Issues with Cuda 9.0
Hi there,
I am having a very strange issue running the CUDA variant of LULESH (release of 2.0.2).
I'm compiling using Cuda compilation tools, release 9.0, V9.0.176 and setting either the flag -arch=sm_35 or, to avoid compilation warnings, the flag -arch=sm_70.
When running the code on a Tesla V100-SXM2-32GB, the program crash as follows:
$ ./lulesh -s 10
Host compute1-exec-206.ris.wustl.edu using GPU 0: Tesla V100-SXM2-32GB
terminate called after throwing an instance of 'thrust::system::system_error'
what(): parallel_for failed: invalid argument
[compute1-exec-206:00204] *** Process received signal ***
[compute1-exec-206:00204] Signal: Aborted (6)
[compute1-exec-206:00204] Signal code: (-6)
[compute1-exec-206:00204] [ 0] /lib/x86_64-linux-gnu/libpthread.so.0(+0x11390)[0x7f7e38bda390]
[compute1-exec-206:00204] [ 1] /lib/x86_64-linux-gnu/libc.so.6(gsignal+0x38)[0x7f7e37d8f428]
[compute1-exec-206:00204] [ 2] /lib/x86_64-linux-gnu/libc.so.6(abort+0x16a)[0x7f7e37d9102a]
[compute1-exec-206:00204] [ 3] /usr/lib/x86_64-linux-gnu/libstdc++.so.6(_ZN9__gnu_cxx27__verbose_terminate_handlerEv+0x16d)[0x7f7e386d284d]
[compute1-exec-206:00204] [ 4] /usr/lib/x86_64-linux-gnu/libstdc++.so.6(+0x8d6b6)[0x7f7e386d06b6]
[compute1-exec-206:00204] [ 5] /usr/lib/x86_64-linux-gnu/libstdc++.so.6(+0x8d701)[0x7f7e386d0701]
[compute1-exec-206:00204] [ 6] /usr/lib/x86_64-linux-gnu/libstdc++.so.6(+0x8d919)[0x7f7e386d0919]
[compute1-exec-206:00204] [ 7] ./lulesh[0x41f252]
[compute1-exec-206:00204] [ 8] ./lulesh[0x417330]
[compute1-exec-206:00204] [ 9] ./lulesh[0x41ade5]
[compute1-exec-206:00204] [10] ./lulesh[0x405cff]
[compute1-exec-206:00204] [11] /lib/x86_64-linux-gnu/libc.so.6(__libc_start_main+0xf0)[0x7f7e37d7a830]
[compute1-exec-206:00204] [12] ./lulesh[0x409bf9]
[compute1-exec-206:00204] *** End of error message ***
Aborted (core dumped)
As anyone else observed or reported something similar?
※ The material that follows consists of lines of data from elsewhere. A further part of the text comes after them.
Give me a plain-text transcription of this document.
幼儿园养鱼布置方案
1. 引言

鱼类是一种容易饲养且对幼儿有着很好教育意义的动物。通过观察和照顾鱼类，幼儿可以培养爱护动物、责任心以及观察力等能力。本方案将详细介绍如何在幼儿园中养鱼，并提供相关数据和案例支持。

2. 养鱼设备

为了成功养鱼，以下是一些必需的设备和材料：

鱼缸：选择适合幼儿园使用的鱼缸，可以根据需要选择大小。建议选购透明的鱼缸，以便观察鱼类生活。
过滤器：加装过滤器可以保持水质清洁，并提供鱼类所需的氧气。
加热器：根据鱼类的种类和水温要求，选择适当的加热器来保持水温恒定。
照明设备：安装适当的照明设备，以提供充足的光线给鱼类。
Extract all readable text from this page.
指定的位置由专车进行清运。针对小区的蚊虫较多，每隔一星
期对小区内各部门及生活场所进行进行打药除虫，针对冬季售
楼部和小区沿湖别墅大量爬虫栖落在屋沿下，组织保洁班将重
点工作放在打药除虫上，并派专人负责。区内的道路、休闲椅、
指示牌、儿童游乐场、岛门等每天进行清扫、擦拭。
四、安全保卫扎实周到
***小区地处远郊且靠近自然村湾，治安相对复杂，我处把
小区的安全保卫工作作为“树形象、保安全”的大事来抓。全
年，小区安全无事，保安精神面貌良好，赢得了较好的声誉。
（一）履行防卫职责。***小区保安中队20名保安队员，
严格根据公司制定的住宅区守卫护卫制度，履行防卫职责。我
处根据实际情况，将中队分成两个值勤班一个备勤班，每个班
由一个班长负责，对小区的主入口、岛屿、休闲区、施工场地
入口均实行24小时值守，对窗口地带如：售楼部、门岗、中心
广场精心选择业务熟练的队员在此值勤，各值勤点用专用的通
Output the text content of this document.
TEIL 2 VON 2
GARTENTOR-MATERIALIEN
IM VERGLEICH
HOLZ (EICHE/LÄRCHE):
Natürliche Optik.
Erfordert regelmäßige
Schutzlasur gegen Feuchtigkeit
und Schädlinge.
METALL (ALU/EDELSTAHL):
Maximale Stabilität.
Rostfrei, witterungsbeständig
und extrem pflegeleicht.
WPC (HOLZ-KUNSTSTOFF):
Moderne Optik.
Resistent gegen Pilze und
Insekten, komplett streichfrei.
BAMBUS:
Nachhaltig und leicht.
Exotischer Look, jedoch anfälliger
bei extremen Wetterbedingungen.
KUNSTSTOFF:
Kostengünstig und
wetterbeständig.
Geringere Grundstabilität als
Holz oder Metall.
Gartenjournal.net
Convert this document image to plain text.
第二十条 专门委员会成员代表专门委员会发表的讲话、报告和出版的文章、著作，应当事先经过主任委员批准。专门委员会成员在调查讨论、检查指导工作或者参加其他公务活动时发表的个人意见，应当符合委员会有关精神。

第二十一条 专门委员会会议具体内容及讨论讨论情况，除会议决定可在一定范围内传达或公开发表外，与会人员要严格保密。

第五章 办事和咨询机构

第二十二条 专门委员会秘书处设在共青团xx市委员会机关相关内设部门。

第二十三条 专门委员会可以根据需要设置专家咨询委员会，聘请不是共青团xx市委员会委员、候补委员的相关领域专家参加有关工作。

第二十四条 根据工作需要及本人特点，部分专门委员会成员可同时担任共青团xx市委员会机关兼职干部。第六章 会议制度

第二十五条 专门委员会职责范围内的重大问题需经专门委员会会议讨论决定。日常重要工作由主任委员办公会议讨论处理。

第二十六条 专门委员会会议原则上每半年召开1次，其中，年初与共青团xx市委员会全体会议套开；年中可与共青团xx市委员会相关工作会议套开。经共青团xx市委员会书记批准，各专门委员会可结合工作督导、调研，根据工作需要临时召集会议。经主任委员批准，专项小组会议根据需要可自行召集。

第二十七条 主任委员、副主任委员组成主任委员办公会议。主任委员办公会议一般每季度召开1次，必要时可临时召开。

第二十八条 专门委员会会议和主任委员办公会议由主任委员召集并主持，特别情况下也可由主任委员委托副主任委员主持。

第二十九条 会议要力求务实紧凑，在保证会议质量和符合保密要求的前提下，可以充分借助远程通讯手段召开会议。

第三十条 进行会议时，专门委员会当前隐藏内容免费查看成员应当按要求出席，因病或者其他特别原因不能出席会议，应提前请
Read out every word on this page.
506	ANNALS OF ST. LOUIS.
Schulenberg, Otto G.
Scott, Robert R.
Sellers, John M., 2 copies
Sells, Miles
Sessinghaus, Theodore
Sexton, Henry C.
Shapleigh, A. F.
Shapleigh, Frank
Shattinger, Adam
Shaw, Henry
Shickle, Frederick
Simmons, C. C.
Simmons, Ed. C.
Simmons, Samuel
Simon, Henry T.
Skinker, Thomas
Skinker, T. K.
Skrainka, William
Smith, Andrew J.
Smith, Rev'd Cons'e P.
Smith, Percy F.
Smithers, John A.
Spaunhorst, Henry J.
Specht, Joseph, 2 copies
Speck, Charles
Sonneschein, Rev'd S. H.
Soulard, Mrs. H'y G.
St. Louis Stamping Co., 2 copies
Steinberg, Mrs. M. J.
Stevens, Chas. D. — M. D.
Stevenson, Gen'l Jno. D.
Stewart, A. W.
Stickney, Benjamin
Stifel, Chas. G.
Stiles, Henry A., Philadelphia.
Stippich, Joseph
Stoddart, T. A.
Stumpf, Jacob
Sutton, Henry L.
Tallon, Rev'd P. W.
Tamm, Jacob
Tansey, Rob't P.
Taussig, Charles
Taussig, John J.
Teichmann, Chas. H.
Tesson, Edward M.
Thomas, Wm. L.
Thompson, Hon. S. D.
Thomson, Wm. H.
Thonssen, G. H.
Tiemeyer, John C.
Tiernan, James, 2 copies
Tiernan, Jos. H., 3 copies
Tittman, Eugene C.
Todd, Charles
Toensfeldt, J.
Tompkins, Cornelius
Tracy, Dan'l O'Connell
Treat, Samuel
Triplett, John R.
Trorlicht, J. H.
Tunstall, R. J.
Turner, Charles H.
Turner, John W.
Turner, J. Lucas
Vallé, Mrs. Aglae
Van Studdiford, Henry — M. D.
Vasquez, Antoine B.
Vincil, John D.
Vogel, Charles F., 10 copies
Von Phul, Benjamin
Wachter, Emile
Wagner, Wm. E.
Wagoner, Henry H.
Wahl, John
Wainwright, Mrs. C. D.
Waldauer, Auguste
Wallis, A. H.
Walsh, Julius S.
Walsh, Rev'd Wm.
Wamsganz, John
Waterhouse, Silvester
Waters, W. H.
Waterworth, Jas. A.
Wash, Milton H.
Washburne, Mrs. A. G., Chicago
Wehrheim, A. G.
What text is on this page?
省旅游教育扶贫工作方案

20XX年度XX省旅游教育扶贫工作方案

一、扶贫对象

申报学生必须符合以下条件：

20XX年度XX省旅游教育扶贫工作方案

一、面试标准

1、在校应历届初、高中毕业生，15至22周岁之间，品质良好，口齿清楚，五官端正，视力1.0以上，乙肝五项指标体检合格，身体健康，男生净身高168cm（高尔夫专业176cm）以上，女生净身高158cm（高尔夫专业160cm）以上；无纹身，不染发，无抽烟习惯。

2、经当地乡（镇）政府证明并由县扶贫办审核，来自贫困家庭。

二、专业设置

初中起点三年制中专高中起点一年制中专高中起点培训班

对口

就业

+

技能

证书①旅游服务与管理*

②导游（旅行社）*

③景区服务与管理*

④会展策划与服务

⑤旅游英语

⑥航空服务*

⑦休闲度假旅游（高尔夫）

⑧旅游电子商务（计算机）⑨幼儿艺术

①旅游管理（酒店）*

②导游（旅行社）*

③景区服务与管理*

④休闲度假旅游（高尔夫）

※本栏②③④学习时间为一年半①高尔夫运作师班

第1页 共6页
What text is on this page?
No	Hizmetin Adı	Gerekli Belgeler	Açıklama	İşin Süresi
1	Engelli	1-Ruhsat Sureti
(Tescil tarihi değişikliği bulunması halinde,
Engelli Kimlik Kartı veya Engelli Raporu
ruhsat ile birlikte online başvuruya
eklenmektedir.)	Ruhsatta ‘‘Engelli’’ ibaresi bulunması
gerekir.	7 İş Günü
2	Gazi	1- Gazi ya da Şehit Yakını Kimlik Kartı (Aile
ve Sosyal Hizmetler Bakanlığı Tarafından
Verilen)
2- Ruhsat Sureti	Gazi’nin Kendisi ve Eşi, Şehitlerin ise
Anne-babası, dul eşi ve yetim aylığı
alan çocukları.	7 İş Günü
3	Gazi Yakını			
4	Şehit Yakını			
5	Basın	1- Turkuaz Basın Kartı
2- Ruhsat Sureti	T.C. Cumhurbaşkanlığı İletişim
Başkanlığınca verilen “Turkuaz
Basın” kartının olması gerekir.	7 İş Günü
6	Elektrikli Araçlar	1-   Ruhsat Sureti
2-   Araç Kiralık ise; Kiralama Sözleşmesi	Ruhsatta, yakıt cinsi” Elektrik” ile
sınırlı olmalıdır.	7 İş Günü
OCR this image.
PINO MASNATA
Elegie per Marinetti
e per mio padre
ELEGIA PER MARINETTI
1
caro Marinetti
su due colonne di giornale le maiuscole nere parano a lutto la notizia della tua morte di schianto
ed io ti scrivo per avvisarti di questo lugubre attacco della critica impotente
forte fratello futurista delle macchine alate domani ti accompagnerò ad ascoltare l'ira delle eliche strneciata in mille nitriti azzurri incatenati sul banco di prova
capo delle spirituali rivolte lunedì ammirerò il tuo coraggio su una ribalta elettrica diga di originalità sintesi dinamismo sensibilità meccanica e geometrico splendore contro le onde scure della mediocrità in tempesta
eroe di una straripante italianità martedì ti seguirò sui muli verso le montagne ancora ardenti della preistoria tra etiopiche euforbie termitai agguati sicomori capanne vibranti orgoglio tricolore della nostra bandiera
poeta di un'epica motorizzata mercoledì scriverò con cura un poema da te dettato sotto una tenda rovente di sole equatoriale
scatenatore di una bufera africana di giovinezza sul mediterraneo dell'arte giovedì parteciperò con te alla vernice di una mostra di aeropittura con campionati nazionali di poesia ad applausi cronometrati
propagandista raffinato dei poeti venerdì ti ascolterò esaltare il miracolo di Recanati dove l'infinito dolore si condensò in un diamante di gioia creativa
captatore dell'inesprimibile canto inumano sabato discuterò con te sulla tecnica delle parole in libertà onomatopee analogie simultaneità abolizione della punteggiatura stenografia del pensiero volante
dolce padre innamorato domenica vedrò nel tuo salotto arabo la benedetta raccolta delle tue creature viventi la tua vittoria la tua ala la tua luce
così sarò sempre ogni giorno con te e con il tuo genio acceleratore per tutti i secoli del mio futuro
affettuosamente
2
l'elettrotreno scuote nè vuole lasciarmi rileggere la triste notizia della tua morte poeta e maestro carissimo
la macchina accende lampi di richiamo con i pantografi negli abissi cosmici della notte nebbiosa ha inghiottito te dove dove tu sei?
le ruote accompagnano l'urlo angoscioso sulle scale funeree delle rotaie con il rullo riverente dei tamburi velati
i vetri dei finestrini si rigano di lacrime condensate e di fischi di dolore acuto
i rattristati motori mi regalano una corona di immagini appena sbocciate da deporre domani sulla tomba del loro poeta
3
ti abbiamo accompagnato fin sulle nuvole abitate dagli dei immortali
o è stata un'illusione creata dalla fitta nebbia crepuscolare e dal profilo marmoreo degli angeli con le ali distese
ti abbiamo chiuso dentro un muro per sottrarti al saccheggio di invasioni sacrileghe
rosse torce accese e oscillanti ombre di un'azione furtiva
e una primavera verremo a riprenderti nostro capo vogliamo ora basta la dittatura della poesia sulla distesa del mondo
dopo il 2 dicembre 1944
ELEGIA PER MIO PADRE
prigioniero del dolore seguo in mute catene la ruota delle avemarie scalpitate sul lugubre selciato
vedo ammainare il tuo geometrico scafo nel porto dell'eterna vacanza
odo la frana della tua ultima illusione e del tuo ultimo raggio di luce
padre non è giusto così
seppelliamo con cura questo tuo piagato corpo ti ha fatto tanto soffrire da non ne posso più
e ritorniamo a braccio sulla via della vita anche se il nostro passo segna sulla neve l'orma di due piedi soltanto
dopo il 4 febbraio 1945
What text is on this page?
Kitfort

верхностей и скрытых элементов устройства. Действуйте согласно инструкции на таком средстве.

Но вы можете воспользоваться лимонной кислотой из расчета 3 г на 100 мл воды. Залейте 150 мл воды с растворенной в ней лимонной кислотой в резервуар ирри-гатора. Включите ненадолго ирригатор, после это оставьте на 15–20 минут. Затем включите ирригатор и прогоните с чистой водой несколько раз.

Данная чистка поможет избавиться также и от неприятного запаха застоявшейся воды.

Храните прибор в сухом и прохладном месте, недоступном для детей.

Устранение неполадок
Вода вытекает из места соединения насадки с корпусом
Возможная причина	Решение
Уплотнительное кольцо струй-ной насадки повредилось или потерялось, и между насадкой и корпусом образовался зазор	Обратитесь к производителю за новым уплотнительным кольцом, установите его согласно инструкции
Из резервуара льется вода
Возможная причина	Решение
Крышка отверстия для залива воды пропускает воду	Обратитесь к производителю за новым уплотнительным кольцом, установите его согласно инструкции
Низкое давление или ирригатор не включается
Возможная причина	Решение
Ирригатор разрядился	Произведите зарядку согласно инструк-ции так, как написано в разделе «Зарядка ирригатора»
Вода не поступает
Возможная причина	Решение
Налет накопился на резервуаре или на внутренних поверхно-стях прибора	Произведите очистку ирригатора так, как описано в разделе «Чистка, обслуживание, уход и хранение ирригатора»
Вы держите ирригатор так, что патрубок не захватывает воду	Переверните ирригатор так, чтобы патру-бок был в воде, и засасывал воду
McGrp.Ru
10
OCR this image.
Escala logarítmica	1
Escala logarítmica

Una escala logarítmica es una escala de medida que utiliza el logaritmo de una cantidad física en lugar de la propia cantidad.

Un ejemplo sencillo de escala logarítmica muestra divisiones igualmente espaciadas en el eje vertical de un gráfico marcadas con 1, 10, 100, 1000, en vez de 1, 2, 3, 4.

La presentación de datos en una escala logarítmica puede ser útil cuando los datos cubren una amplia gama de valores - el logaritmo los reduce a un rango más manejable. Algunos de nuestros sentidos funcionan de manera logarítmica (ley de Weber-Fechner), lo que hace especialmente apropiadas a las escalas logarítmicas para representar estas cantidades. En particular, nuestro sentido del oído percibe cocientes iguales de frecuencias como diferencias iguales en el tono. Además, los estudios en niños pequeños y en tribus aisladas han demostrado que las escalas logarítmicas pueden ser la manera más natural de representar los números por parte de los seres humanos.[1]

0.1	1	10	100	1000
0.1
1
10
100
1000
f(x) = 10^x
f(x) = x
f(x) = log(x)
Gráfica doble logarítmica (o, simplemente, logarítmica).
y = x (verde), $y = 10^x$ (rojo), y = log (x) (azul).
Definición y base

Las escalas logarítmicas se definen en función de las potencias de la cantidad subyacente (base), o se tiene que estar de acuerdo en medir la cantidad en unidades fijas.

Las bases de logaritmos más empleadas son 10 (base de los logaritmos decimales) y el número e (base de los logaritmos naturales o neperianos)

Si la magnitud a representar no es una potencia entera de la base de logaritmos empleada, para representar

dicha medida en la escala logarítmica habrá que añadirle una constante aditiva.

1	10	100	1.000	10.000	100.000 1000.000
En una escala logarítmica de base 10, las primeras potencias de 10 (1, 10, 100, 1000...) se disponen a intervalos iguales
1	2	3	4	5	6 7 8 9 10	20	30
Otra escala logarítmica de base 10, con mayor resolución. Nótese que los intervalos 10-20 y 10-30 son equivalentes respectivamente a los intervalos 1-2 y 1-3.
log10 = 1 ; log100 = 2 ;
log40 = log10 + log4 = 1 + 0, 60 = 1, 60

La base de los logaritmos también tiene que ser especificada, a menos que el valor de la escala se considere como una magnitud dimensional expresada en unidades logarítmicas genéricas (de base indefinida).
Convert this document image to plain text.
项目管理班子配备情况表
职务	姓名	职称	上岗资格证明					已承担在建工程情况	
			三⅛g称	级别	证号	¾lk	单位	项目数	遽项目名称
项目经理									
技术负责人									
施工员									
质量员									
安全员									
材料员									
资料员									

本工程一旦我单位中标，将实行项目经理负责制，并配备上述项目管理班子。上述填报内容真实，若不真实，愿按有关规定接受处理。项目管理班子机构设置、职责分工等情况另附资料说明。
What version of CUDA do you usually use to compile LULESH?
Thank you in advance,
Umberto
@uvilla I may be a little bit late here, but I observed exactly the same problem on exactly the same hardware (V100-SXM2).
It looks like this code is not maintained for a very long time.
Good news are that disabling MPI support in Makefile helps.
Yes the CUDA version is not maintained. It was a Nvidia port. and Nvidia has not been updating it. The mainline code is maintained.